GALESBURG, Illinois - Leaders at both Monmouth College and Jupiter Machine Tool are teaming up to try and attract more people with an interest in Augmented Reality (AR) to the area.
A new partnership will help Monmouth College expand its augmented reality curriculum.
The college will also be home to a new high-tech machine called the CNC showcase with HMC-380.
Leaders at Jupiter Machine Tool say the partnership should also create more opportunities for both internships and post-graduate opportunities, locally.
The goal of the partnership is to foster an environment that could help build an AR hub in the Midwest.
"We moved here from Silicon Valley five-years ago and did not have enough employees. We couldn’t recruit them to the Galesburg region or to the Monmouth region to grow the company that we wanted to grow," said Ray Whitehead, Chairman and CEO of Jupiter Machine Tool.

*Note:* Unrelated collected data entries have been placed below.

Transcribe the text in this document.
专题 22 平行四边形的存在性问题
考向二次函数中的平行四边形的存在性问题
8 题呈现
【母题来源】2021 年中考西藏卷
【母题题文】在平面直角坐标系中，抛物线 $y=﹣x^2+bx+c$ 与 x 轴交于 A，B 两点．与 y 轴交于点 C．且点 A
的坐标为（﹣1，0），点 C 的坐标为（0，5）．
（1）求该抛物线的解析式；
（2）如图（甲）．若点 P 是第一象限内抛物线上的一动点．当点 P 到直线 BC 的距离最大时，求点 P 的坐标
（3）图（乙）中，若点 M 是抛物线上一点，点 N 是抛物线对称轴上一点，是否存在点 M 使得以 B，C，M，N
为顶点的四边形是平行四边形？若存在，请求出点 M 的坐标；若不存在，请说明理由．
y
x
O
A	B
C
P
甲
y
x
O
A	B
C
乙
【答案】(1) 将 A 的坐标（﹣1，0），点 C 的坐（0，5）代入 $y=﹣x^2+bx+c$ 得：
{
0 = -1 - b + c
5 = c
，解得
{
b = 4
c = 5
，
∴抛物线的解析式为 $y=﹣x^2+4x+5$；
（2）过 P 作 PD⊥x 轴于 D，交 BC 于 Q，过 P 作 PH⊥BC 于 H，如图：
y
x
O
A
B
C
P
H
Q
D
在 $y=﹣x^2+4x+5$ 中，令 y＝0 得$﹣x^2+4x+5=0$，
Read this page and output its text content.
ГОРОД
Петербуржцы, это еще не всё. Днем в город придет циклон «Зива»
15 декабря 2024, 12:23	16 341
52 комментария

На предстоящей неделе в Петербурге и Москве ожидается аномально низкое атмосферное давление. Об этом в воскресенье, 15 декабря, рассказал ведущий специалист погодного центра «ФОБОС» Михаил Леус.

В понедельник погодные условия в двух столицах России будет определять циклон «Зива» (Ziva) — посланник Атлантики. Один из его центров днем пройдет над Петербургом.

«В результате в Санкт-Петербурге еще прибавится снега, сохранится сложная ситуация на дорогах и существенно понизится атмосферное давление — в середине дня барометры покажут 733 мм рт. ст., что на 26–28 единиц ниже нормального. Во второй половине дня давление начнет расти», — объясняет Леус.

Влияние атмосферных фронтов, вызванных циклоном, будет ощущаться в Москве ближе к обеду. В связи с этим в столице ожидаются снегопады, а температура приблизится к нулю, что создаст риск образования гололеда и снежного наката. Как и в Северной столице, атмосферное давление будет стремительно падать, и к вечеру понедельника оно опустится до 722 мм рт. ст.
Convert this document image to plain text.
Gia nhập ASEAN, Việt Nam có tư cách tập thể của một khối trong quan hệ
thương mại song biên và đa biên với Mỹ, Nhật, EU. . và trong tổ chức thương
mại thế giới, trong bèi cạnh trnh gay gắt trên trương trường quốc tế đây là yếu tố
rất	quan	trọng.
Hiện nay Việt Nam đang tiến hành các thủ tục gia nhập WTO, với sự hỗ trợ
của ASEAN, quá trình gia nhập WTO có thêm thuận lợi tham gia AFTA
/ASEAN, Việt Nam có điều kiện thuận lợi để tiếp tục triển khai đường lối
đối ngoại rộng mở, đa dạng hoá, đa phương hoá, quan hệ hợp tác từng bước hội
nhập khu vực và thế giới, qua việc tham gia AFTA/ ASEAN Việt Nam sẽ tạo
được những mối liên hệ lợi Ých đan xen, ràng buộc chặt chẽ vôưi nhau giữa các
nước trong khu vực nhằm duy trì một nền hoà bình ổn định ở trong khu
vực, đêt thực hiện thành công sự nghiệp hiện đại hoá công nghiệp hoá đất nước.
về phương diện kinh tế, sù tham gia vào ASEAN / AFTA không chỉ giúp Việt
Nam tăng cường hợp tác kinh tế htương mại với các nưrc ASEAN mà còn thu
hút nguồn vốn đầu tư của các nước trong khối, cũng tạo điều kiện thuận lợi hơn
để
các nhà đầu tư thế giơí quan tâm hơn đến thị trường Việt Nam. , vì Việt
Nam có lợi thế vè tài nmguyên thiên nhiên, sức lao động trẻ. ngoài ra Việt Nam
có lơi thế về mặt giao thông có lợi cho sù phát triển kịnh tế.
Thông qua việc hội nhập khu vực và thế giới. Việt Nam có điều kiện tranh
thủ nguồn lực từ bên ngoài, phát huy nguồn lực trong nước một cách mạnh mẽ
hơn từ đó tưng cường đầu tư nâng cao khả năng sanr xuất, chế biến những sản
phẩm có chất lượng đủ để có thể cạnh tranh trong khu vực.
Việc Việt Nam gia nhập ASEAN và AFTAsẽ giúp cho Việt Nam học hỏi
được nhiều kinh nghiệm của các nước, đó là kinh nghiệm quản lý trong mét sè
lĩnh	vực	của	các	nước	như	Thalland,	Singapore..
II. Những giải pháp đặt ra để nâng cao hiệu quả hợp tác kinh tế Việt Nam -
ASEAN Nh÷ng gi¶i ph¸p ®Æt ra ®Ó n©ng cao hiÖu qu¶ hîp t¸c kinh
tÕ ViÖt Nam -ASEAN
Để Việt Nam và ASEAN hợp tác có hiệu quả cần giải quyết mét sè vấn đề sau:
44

Whitehead said it is vital to the region to be able to attract AR qualified people as the industry grows nationwide.
Last year, Whitehead said AR grossed about $7.7 Billion dollars as an industry. By 2023, he said AR will gross about $85 Billion and by the end of the decade, AR could gross up to $250 Billion.
He believes this new partnership will help jump-start the process of attracting and retaining AR students in the region.
Leaders at Monmouth College agree.
"Every discipline across our curriculum can make use of this technology of augmented reality," said Clarence Wyatt, President of Monmouth College. "To attract students to Monmouth College, to have this experience and to learn this technology, to have their curriculum enriched by the use of this technology, is a powerful recruiting tool."
Wyatt joked that the Midwest could soon be nicknamed AR-Alley (in competition with Silicon Valley.)
"A stronger Monmouth College helps to make our region stronger. It brings people and attention into our region. That can only be a good thing for us," said Wyatt.
On August 15, three Monmouth College seniors presented an internship project to local leaders.
The interns participated in a 6-week intensive training course. They developed an AR app that could potentially help people unfamiliar with Monmouth College find their ways around.
Intern Zachary Morgan said using the facilities and big machines allowed his classmates and him to practice using different software and skills.
"You can`t attract kids to class if its not cool, and AR is cool because there`s direct reality, augmented reality, virtual reality," Whitehead.
The interns who developed the app for Monmouth College were the first three students to be a part of the new partnership.